Em sites de cinema e críticas que li vi muitos "entendidos" dizendo que o bate-boca interminável entre Mira e Jonathan é o maior problema da série. Uma delas chegou a dizer: "se o divórcio é o preço que eles têm de pagar para que eu não tenha mais que ouvir nenhuma discussão, que seja!". Honestamente... Me pareceu o típico comentário de quem viveu isso na pele, de quem não gostava das D.Rs e fez de tudo para pular essa parte quando estava casado. O problema: nenhum casamento é uma festa que nunca termina.
Quando eu tinha por volta de meus 12, 13 anos ouvi um senhor de seus 70 anos me confessar sua opinião sobre o matrimônio. E ele disse: "o problema dos casais, principalmente os de hoje em dia, é que eles não entendem que o casamento não é a festa, o trocar de alianças, o buffet, o bolo, os docinhos, a benção do padre... Não, meu jovem! O casamento é o que vem depois. O que acontece depois que a festa acabou. E a sociedade contemporânea não consegue mais viver fora da festa".
E ao lembrar desse discurso, percebi que as discussões de Mira e Jonathan eram o que menos me aborrecia. O problema mesmo era a incapacidade dessa nova sociedade viver a dois. Estamos cada vez mais imediatistas, imaturos, interesseiros, colocando nossos interesses na frente de quem quer que seja. Logo, como dividir o espaço com outra pessoa, casar, ter filhos? Às vezes a mera realização disso já parece um absurdo.

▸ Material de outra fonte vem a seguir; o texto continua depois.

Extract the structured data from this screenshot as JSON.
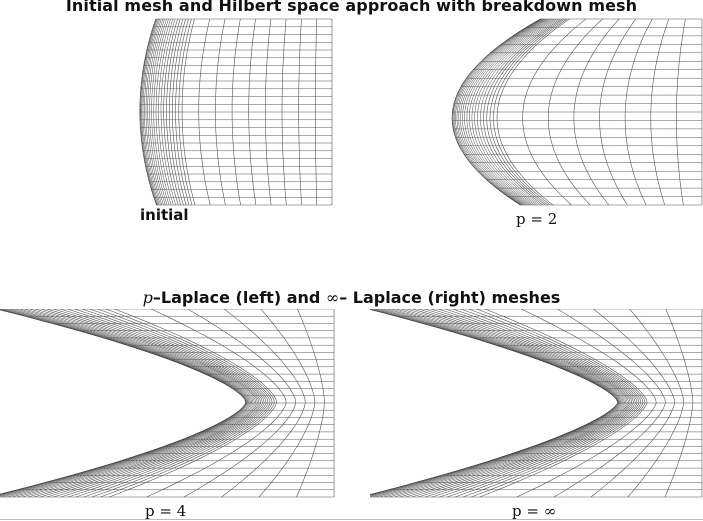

O que faz de Mira e Jonathan um casal é exatamente essa dificuldade de permanecerem juntos, de serem exclusivos um ao outro. E não adianta os mais velhos reclamarem, chamarem de ingenuidade ou falta de paciência. Os tempos são outros: mais corridos, frenéticos, quase esquizofrênicos. Sou de opinião que a vida se transformou num convite à solidão, pois é melhor ficar sozinho do que magoar alguém. Contudo, o ser humano ainda precisa de sexo, de uma boa conversa, de companhia. Nasce daí um grande conflito.
No final das contas, o que percebo em Cenas de casamento (pelo menos, nessa nova versão) é que se trata de um grande estudo de caso sobre a imperfeição presente em qualquer ser humano. E da dificuldade de, ao menos, admitir isso. E essa mágoa, esse ressentimento, não é necessariamente algo ruim. Ela só precisa ser canalizada da maneira correta. As brigas, traições e separações, acreditem!, ensinam bem mais do que aparentam. Mas para isso é preciso uma sociedade que não enxergue tudo a ferro e fogo. Nem tudo é apenas certo ou errado. Que bom seria se fosse!
P.S: para você que viu e gostou de História de um casamento, de Noah Baumbach e Kramer vs. Kramer, de Robert Benton (vencedor de 5 Oscars em 1980), achei esse aqui um pouco mais profundo. Mas, cá entre nós, ele precisava ser. Do contrário, não seria o século XXI.